Namun sayang, kemeriahan kampanye Mega-Prabowo tak diiringi dengan larisnya dagangan para pedagang asongan. Mereka mengaku dagangannya sepi pembeli
alias tak laku.
"Habis, peserta kampanye diberi makanan banyak," keluh Suraji, pedagang es cendol dan es buah di GBK, Senayan, Jakarta, Selasa (30/6/2009).
Suraji mengatakan, mulai pagi tadi hingga sore hari, dagangannya tak didekati pembeli. Dia pun pesimistis dengan keadaan ini.
"Sebenarnya kalau punya modal, bisa pulang kampung saja. Hari ini aja belum dapat uang Rp 200 ribu. Padahal modalnya Rp 400 ribu," tutur pria asal Sukabumi, Jawa Barat tersebut.
"Siapa pun presidennya, paling saya tetap jualan es," ucapnya lirih.
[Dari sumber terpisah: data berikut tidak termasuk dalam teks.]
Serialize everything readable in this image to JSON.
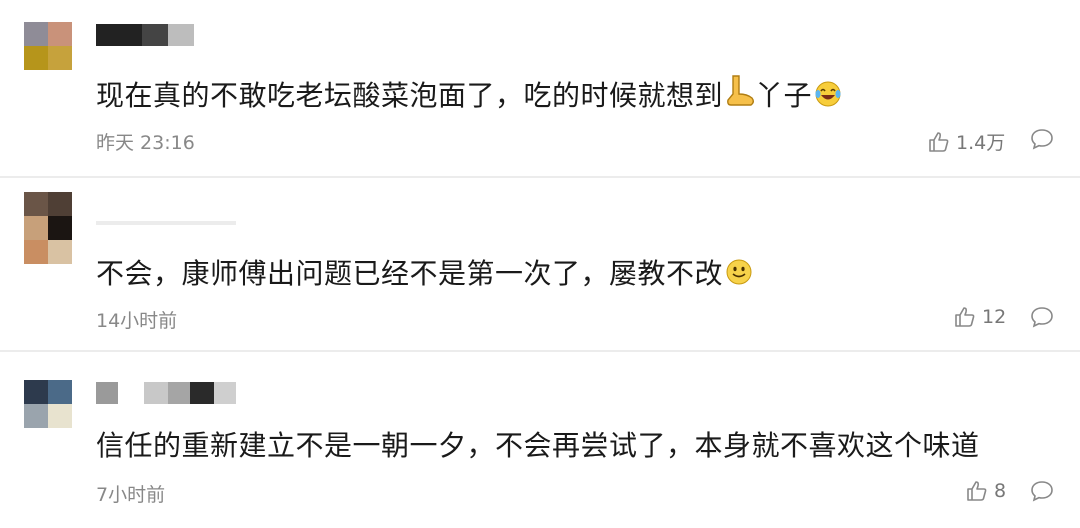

Senada dengan Suraji, Mukminin, penjual gantungan kunci dan berbagai atribut Mega-Prabowo juga mengeluh dengan sepinya pembeli.
"Masih laku dikit, Mas," kata Mukminin sambil terus setia menunggu dagangannya.
"Sebenarnya kalau bisa sih Mega yang menang. Di iklan kan dia membela kaum kecil seperti kita ini," kata Mukminin polos.